The Nashville flood has made this last week seem like an alternate reality.

I've been studying for finals in my muddy clothes, going to bed, getting up without showering for water conservation, taking tests, singing in Italian/German/French, eating lunch in my cozy cafeteria, then headed back out into the devastated city to get dirty again. I've been helping friends pack their only dry belongings, strangers rip up their ruined carpet and brand new hardwood, petting cows wandering the streets because their pasture was flooded, laying out 1940s family photos in the grass, hoping they aren't completely ruined, then driving my unflooded 4runner back to my unflooded apartment to eat Chipotle for dinner and read up for my psychology exam.
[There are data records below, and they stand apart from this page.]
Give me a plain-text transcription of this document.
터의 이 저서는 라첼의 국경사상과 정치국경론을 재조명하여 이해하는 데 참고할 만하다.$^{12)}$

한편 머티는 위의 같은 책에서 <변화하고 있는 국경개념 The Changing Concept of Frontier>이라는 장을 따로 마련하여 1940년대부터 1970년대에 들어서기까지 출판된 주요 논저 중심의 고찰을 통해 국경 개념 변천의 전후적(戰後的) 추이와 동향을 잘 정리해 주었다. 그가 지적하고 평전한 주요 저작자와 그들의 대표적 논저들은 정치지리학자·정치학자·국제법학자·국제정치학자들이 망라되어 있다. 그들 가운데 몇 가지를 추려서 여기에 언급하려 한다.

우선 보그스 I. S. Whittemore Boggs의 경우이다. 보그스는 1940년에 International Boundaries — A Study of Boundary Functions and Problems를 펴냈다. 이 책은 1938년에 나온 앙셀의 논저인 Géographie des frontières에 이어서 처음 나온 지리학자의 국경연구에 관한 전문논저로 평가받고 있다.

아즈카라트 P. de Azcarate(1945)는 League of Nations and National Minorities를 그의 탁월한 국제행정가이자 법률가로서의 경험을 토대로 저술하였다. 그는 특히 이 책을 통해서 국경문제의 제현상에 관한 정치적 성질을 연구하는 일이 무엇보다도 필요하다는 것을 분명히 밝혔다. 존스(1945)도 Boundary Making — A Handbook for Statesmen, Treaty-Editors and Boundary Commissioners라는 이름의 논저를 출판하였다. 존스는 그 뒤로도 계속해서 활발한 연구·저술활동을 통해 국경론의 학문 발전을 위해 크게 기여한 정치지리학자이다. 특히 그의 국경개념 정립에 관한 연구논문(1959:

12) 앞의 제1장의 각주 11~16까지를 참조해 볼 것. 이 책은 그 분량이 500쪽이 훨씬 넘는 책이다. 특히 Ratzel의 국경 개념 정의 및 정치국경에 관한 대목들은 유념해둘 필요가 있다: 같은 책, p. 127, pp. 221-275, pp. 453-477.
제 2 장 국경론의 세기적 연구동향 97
I couldn't help yesterday because normal life at school was carrying on, and I had to get my junior year over with. I felt this strange guilt all day. My day was completely normal... when the families 1/2 of a mile away from me were out of house and home.


I'm worried we're being forgotten... Nashville is a disaster and half of America doesn't know.

I'm worried we're going to forget... what about 3 weeks from now when most of the damage has been assessed... will I forget about the sadness Mrs. Barb from Bellevue is still experiencing? She nearly cried the whole time we were there. Or Mrs. Pat, who lost her sweet dog to rushing water? Or the homeless who already had basically nothing, who had to leave their only belongings behind them to evacuate tent city? Or the elderly couple in east Nashville who drowned in their home Sunday night, because the husband was in a wheelchair & the wife refused to leave him behind?

I've been so proud of Nashville for coming together, for helping each other and for putting their comfort aside for the lives of the less fortunate.

I hope this faith and generosity continues.

I hope it doesn't take another flood for this city to keep loving on each other.

I can't let myself forget, and get back into my comfortable college bubble.

I can't.

1 comment:

  1. This brought tears to my eyes. Our city is incredible. We won't forget.